Familierecht speelt een grote rol in deze maatschappij. Vooral als er kinderen bij zijn betrokken.

Ouders hebben recht op omgang met het kind. Het kan voorkomen dat ouders gaan scheiden waardoor het kind bij een van de ouders gaat wonen of een kind kan uit huis worden geplaatst. Ook dan heeft een ouder recht op omgang. Zelfs een niet met het gezag belaste ouder heeft recht op omgang.

Op het moment dat de ouder het gezag heeft over het kind, is de ouder verplicht om het minderjarige kind te verzorgen en op te voeden. Het is namelijk het kind van de ouder, ook al woont het kind niet bij de ouder of heeft de ouder het gezag niet. Het is de bedoeling dat de ouder zoveel mogelijk betrokken blijft bij de opvoeding van het kind.

Op grond van art. 1:377a lid 1 BW heeft het kind recht op omgang met zijn ouders en met diegene die in een nauwe persoonlijke betrekking tot hem staat. De niet met het gezag belaste ouder heeft het recht op en de verplichting tot omgang met zijn kind.

De rechter stelt op verzoek van de ouders of van een van hen of degene die in een nauwe persoonlijke betrekking staat tot het kind, al dan niet voor bepaalde tijd, een regeling inzake de uitoefening van het omgangsrecht vast dan wel ontzegt, al dan niet voor bepaalde tijd, het recht op omgang op grond van art. 1:377a lid 2 BW.
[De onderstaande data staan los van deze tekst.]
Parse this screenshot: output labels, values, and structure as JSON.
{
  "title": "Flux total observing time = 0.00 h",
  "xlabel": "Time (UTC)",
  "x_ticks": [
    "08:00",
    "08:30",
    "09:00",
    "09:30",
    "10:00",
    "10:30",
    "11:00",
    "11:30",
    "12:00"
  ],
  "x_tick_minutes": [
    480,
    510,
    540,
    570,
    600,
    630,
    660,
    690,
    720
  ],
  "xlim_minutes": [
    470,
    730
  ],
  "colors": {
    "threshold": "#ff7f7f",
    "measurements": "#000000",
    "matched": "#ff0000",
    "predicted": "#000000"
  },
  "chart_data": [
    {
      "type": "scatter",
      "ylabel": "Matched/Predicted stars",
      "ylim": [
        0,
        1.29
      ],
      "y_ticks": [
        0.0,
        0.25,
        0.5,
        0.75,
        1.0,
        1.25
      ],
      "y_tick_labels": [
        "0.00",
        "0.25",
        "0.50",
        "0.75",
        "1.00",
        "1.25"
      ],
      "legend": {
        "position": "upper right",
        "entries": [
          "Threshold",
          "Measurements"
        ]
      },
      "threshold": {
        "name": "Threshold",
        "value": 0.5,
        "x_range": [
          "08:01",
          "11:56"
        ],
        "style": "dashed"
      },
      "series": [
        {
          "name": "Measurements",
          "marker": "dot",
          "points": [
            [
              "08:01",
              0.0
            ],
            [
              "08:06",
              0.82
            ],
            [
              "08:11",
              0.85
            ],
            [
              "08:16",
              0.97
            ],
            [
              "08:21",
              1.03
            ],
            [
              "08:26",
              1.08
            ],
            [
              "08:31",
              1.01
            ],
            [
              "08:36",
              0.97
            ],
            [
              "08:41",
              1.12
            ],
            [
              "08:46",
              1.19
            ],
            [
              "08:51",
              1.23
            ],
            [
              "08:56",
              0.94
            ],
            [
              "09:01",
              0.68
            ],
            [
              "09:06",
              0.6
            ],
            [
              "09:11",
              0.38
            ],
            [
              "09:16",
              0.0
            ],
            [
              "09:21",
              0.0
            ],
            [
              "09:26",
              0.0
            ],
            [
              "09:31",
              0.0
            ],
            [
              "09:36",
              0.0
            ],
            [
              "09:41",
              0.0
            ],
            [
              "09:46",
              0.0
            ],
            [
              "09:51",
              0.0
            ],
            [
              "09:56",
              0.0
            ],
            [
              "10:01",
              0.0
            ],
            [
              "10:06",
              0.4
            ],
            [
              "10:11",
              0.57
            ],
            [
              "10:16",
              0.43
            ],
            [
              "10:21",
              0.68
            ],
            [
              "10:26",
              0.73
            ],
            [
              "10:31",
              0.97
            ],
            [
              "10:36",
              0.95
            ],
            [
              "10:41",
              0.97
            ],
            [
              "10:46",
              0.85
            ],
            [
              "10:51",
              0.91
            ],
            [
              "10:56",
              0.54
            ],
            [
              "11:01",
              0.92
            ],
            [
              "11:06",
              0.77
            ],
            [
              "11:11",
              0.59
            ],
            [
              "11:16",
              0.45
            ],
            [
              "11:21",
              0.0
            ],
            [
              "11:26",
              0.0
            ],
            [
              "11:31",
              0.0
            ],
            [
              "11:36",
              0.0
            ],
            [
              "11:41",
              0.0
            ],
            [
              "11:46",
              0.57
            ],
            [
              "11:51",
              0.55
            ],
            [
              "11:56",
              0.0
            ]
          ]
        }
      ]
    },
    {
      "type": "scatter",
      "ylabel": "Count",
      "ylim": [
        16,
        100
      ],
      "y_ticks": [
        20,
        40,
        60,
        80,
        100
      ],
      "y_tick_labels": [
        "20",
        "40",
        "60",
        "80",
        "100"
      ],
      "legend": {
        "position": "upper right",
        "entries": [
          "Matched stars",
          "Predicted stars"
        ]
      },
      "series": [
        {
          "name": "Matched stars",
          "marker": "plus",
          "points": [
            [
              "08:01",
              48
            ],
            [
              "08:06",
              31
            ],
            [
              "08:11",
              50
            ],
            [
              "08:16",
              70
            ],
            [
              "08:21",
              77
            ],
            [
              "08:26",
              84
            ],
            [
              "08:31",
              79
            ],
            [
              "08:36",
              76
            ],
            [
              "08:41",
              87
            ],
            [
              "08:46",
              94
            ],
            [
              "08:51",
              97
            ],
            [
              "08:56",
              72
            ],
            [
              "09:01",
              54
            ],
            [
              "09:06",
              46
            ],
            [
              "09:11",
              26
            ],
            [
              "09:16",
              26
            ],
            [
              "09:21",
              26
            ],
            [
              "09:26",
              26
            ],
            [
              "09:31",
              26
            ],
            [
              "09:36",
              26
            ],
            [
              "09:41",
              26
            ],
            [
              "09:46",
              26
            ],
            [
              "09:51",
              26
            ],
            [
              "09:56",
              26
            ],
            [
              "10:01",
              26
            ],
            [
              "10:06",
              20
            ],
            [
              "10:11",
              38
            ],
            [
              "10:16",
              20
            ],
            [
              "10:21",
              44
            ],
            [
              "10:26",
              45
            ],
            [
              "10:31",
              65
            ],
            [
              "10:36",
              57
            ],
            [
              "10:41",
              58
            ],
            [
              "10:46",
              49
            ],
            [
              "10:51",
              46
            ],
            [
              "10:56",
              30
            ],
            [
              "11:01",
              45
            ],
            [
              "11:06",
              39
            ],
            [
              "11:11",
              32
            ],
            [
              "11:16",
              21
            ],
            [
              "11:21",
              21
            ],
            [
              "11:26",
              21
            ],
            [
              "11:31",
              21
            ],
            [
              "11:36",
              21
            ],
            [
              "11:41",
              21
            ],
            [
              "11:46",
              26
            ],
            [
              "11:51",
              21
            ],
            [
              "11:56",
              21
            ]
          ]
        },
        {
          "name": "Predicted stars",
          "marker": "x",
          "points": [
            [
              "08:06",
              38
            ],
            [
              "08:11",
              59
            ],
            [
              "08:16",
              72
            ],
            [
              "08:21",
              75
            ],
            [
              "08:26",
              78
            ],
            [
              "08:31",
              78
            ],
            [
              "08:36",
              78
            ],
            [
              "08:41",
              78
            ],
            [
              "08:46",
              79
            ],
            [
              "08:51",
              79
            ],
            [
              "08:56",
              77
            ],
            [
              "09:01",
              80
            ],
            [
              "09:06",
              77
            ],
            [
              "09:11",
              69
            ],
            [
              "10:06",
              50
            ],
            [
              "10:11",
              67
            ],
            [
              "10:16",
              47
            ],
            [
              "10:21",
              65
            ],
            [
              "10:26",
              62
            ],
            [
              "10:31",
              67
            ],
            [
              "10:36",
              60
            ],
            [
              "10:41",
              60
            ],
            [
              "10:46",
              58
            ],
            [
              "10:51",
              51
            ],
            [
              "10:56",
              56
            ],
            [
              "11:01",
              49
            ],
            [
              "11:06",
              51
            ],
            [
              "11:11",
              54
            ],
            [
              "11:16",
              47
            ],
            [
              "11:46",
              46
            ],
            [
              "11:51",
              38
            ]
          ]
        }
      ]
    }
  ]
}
Hoe zit het met de omgang van het kind met een niet met het gezag belaste ouder?
Als een ouder geen gezag meer heeft over het kind, hebben zij niet meer de bevoegdheid om het kind te verzorgen en op te voeden. Wel heeft ouder en kind recht op omgang met elkaar. Dit wordt gewaarborgd door art. 8 EVRM en art. 1:377a lid 1 BW. Iedereen heeft namelijk recht op respect voor zijn privé leven en zijn familie- en gezinsleven.

Er kunnen bepaalde situaties zijn waardoor omgang niet meer gewenst is tussen het kind en de ouder.  De rechter kan op grond van art. 1:377a lid 3 BW omgang ontzeggen, indien:

  1. omgang ernstig nadeel zou opleveren voor de geestelijke of lichamelijke ontwikkeling van het kind, of
  2. de ouder of degene die in een nauwe persoonlijke betrekking staat tot het kind kennelijk ongeschikt of kennelijk niet in staat moet worden geacht tot omgang, of
  3. het kind dat twaalf jaren of ouder is, bij zijn verhoor van ernstige bezwaren tegen omgang met zijn ouder of met degene met wie hij in een nauwe persoonlijke betrekking staat heeft doen blijken, of
  4. omgang anderszins in strijd is met zwaarwegende belangen van het kind.

Zelf vind ik het heel belangrijk dat een ouder en kind omgang hebben. Het gaat om het belang en welzijn van het kind, maar ook van de ouder. Omgang zorgt er namelijk voor dat het kind een band kan blijven opbouwen met de ouder.